- Abbreviation: HKP
- President: Farooq Tariq
- General Secretary: Ammar Ali Jan
- Founded: 8 January 2022; 4 years ago
- Headquarters: Lahore, Punjab, Pakistan
- Ideology: Communism Marxism Pluralism
- Political position: Left-wing
- National affiliation: TTAP
- International affiliation: Progressive International
- Colors: Red, White
- National Assembly: 0 / 366
- Senate: 0 / 100

Election symbol
- Megaphone

Website
- www.haqooqekhalq.com

= Haqooq-e-Khalq Party =

The Haqooq-e-Khalq Party (HKP; حقوقِ خلق پارٹی) is a left-wing political party in Pakistan. The party seeks to unify the struggles of workers, peasants, students, women, and ethnic and religious minorities in Pakistan under the banner of a democratic and socialist political system. The Haqooq-e-Khalq Party originated as a grassroots social movement before formally establishing itself as a political party. Initially known as the Haqooq-e-Khalq Movement, it focused on advocating for the rights of marginalized communities and addressing socioeconomic inequalities in Pakistan.

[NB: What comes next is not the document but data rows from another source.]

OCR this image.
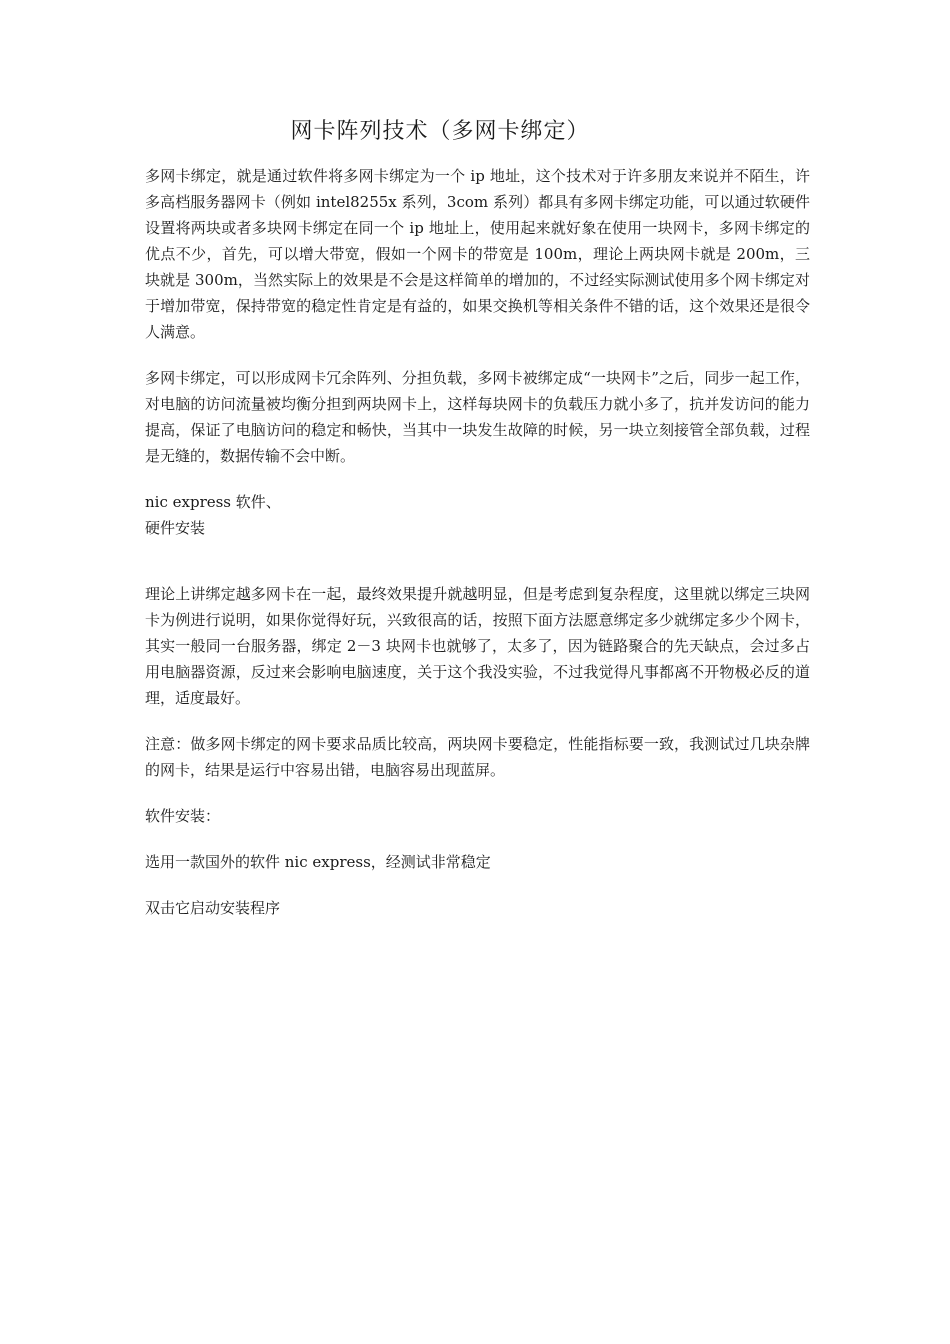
网卡阵列技术（多网卡绑定）

多网卡绑定，就是通过软件将多网卡绑定为一个 ip 地址，这个技术对于许多朋友来说并不陌生，许多高档服务器网卡（例如 intel8255x 系列，3com 系列）都具有多网卡绑定功能，可以通过软硬件设置将两块或者多块网卡绑定在同一个 ip 地址上，使用起来就好象在使用一块网卡，多网卡绑定的优点不少，首先，可以增大带宽，假如一个网卡的带宽是 100m，理论上两块网卡就是 200m，三块就是 300m，当然实际上的效果是不会是这样简单的增加的，不过经实际测试使用多个网卡绑定对于增加带宽，保持带宽的稳定性肯定是有益的，如果交换机等相关条件不错的话，这个效果还是很令人满意。

多网卡绑定，可以形成网卡冗余阵列、分担负载，多网卡被绑定成“一块网卡”之后，同步一起工作，对电脑的访问流量被均衡分担到两块网卡上，这样每块网卡的负载压力就小多了，抗并发访问的能力提高，保证了电脑访问的稳定和畅快，当其中一块发生故障的时候，另一块立刻接管全部负载，过程是无缝的，数据传输不会中断。

nic express 软件、

硬件安装

理论上讲绑定越多网卡在一起，最终效果提升就越明显，但是考虑到复杂程度，这里就以绑定三块网卡为例进行说明，如果你觉得好玩，兴致很高的话，按照下面方法愿意绑定多少就绑定多少个网卡，其实一般同一台服务器，绑定 2－3 块网卡也就够了，太多了，因为链路聚合的先天缺点，会过多占用电脑器资源，反过来会影响电脑速度，关于这个我没实验，不过我觉得凡事都离不开物极必反的道理，适度最好。

注意：做多网卡绑定的网卡要求品质比较高，两块网卡要稳定，性能指标要一致，我测试过几块杂牌的网卡，结果是运行中容易出错，电脑容易出现蓝屏。

软件安装：

选用一款国外的软件 nic express，经测试非常稳定

双击它启动安装程序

The movement gained traction through community organising, awareness campaigns, and peaceful demonstrations. Its primary concerns included labour rights, access to education and healthcare and economic sovereignty. As the movement's support base grew, its leaders decided to transition into formal politics through a political party. Haqooq-e-Khalq Party was formally registered with the Election Commission of Pakistan in 2022. Ammar Ali Jan is the current general secretary of the party. In the 2024 general elections, the party fielded three candidates: two for National Assembly seats and one for the Punjab provincial assembly.